Gating mechanisms of the type-1 inositol trisphosphate receptor

A large amount of data and observations on inositol 1,4,5-trisphosphate (IP3) binding to the IP3 receptor/Ca2+ channel, the steady-state activity of the channel, and its inactivation by IP3 can be explained by assuming one activation and one inhibition module, both allosterically operated by Ca2+, IP3, and ATP, and one adaptation element, driven by IP3, Ca2+, and the interconversion between two possible conformations of the receptor. The adaptation module becomes completely insensitive to a second IP3 pulse within 80 s. Observed kinetic responses are well reproduced if, in addition, two module open states are rendered inactive by the current charge carrier Mn2+. The inactivation time constants are 59 s in the activation, and 0.75 s in the adaptation module.

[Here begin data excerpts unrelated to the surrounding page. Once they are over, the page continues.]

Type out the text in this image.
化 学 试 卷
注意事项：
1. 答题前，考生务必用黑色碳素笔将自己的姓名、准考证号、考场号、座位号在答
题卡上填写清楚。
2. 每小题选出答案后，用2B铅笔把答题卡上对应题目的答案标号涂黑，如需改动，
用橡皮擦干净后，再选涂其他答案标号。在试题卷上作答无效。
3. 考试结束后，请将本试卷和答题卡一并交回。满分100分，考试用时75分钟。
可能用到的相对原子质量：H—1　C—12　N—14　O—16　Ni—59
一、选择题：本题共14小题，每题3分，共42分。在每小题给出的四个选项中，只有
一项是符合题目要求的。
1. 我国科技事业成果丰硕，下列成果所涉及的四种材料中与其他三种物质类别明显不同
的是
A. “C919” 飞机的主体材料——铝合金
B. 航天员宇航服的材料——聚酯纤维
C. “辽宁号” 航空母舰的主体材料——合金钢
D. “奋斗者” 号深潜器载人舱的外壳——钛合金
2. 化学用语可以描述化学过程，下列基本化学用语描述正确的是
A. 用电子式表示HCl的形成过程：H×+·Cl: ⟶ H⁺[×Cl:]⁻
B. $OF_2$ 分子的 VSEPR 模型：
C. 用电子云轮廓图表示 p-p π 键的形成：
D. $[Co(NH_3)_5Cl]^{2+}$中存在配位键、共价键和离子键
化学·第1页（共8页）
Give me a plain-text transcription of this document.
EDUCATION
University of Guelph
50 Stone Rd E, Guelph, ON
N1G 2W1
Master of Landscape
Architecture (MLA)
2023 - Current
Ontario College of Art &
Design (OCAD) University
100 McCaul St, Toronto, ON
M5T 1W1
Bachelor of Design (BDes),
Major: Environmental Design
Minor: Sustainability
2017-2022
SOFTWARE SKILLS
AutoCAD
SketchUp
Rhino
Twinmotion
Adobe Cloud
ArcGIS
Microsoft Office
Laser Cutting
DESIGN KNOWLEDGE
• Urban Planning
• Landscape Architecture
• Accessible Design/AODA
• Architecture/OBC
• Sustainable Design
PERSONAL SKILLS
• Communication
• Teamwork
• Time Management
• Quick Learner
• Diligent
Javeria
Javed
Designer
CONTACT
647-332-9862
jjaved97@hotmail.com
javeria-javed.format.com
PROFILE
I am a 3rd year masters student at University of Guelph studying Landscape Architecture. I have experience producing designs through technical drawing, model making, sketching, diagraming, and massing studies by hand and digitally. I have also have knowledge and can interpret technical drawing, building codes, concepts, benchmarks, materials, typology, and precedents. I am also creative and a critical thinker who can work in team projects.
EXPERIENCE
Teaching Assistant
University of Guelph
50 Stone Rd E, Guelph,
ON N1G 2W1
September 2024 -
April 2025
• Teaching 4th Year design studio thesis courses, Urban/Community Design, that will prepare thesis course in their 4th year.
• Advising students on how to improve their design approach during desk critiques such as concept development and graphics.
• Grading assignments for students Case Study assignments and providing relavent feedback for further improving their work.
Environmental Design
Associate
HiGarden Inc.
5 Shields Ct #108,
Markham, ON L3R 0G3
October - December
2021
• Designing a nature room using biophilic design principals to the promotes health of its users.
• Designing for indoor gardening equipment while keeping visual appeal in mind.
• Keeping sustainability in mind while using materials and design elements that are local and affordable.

The in vivo open probability of the channel is predicted to be almost in coincidence with the behavior in lipid bilayers for IP3 levels of 0.2 and 2 mu M and one-order-higher at 0.02 mu M IP3, whereas at 180 mu M IP3 the maximal in vivo activity may be 2.5-orders higher than in bilayers and restricted to a narrower Ca2+ domain (similar to 10 mu M- wide versus similar to 100 mu M-wide). IP3 is likely to inhibit channel activity at <= 120 nM Ca2+ in vivo.